When the lights were on they shined brightly on the “Close Call” reporting system. It needed to be fixed. It was too easy to blame the worker and not uncover truly actionable changes to the work and the work system that could have stopped the risk from happening, not only with this one individual but throughout the workforce.
If you have “Human Error”, “Human Factor”, or “Stupid” as an option in your incident investigation forms it is all too easy to just stop there, turn out the lights, and keep on promoting the environment that caused the risk in the first place.
“If you accept a life of labels, you can go through it moving not among things but among words.”
Timothy Ludwig’s website is Safety-Doc.com where you can read more safety culture stories and contribute your own. Dr. Ludwig is a senior consultant with Safety Performance Solutions (SPS: safetyperformance.com), serves as a commissioner for Behavioral Safety Accreditation at the non-profit Cambridge Center for Behavioral Studies (CCBS: behavior.org) and teaches behavioral psychology at Appalachian State University, in Boone, NC. If you want Tim to share his stories at your next safety event you can contact him at TimLudwig@Safety-Doc.com.
Walker Andrew • Agreed totally that root cause analysis needs to be undertaken with an open mind and should incoporate all elements of the management of safety. However, this must also be balanced with a fair and just approach which deals with the human errors. If an individual takes a course of action which he knows will place himself or others at risk, then that cannot be ignored. After all they can always stop the task, just like the organisers of your Superbowl did.
Richard Rhimes • I have found that using a"Just Culture" system, including rational analysis and evaluation aspects for incidents/accidents, works really well with the over 98% non-culpable errors made by people. It is neither a blame culture nor a blame free culture.
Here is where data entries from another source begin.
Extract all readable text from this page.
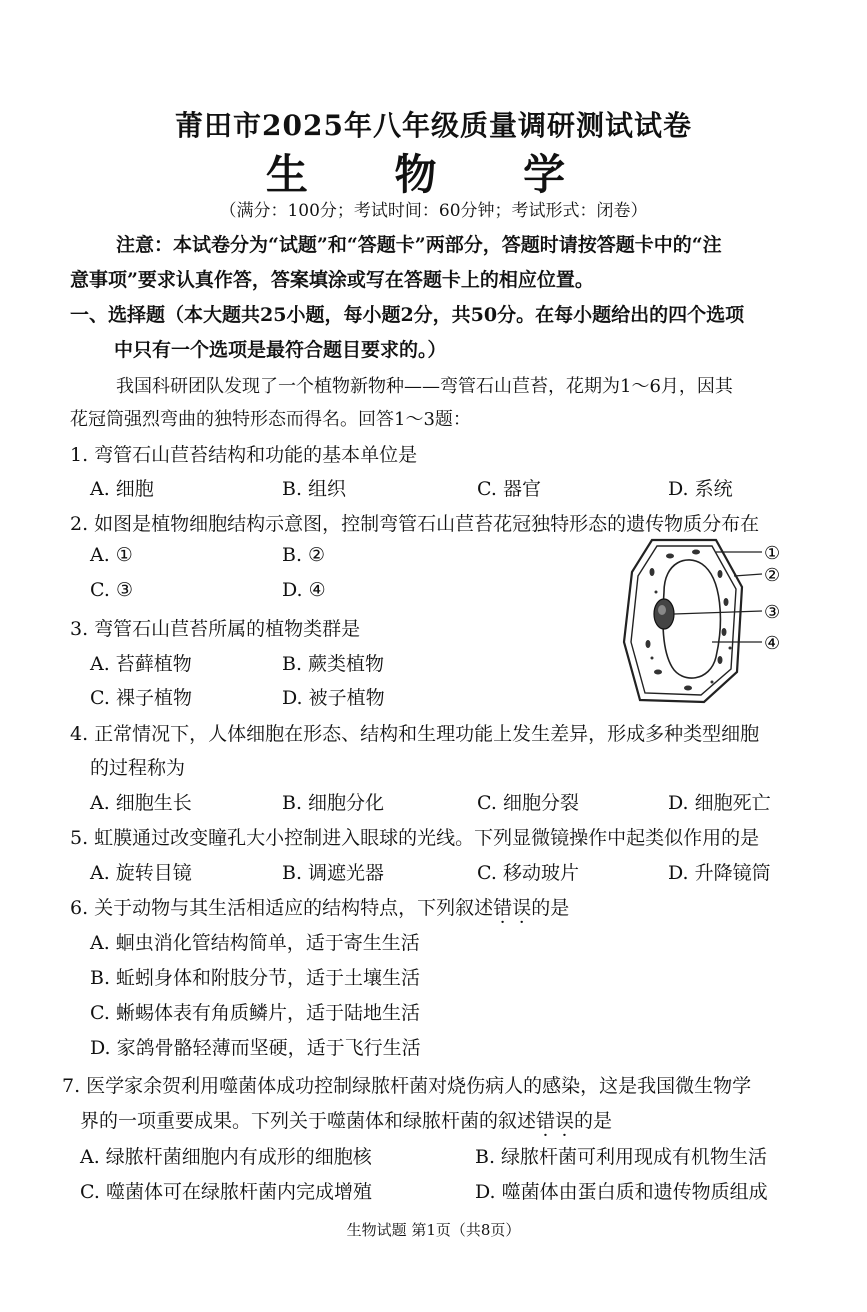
莆田市2025年八年级质量调研测试试卷
生 物 学
（满分：100分；考试时间：60分钟；考试形式：闭卷）
注意：本试卷分为“试题”和“答题卡”两部分，答题时请按答题卡中的“注
意事项”要求认真作答，答案填涂或写在答题卡上的相应位置。
一、选择题（本大题共25小题，每小题2分，共50分。在每小题给出的四个选项
中只有一个选项是最符合题目要求的。）
我国科研团队发现了一个植物新物种——弯管石山苣苔，花期为1～6月，因其
花冠筒强烈弯曲的独特形态而得名。回答1～3题：
1. 弯管石山苣苔结构和功能的基本单位是
A. 细胞	B. 组织	C. 器官	D. 系统
2. 如图是植物细胞结构示意图，控制弯管石山苣苔花冠独特形态的遗传物质分布在
A. ①	B. ②
C. ③	D. ④
①
②
③
④
3. 弯管石山苣苔所属的植物类群是
A. 苔藓植物	B. 蕨类植物
C. 裸子植物	D. 被子植物
4. 正常情况下，人体细胞在形态、结构和生理功能上发生差异，形成多种类型细胞
的过程称为
A. 细胞生长	B. 细胞分化	C. 细胞分裂	D. 细胞死亡
5. 虹膜通过改变瞳孔大小控制进入眼球的光线。下列显微镜操作中起类似作用的是
A. 旋转目镜	B. 调遮光器	C. 移动玻片	D. 升降镜筒
6. 关于动物与其生活相适应的结构特点，下列叙述错误的是
A. 蛔虫消化管结构简单，适于寄生生活
B. 蚯蚓身体和附肢分节，适于土壤生活
C. 蜥蜴体表有角质鳞片，适于陆地生活
D. 家鸽骨骼轻薄而坚硬，适于飞行生活
7. 医学家余贺利用噬菌体成功控制绿脓杆菌对烧伤病人的感染，这是我国微生物学
界的一项重要成果。下列关于噬菌体和绿脓杆菌的叙述错误的是
A. 绿脓杆菌细胞内有成形的细胞核	B. 绿脓杆菌可利用现成有机物生活
C. 噬菌体可在绿脓杆菌内完成增殖	D. 噬菌体由蛋白质和遗传物质组成
生物试题 第1页（共8页）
Requires a lot of buy-in by management and employees to implement. Takes years to embed but is well worth the effort.
In a previous role I had a number of people ask me, after a Just Culture was in place, "would I like to really know what happened some years ago in incident XYZ?' What an eye opener to factual information.
Tim Ludwig • Indeed...
I have been very impressed with the "Just Culture" system that seeks to understand the systemic factors influencing incidents first but also has a structured, respectful approach to addressing the individual and their need for training, feedback, and, if necessary, consequences.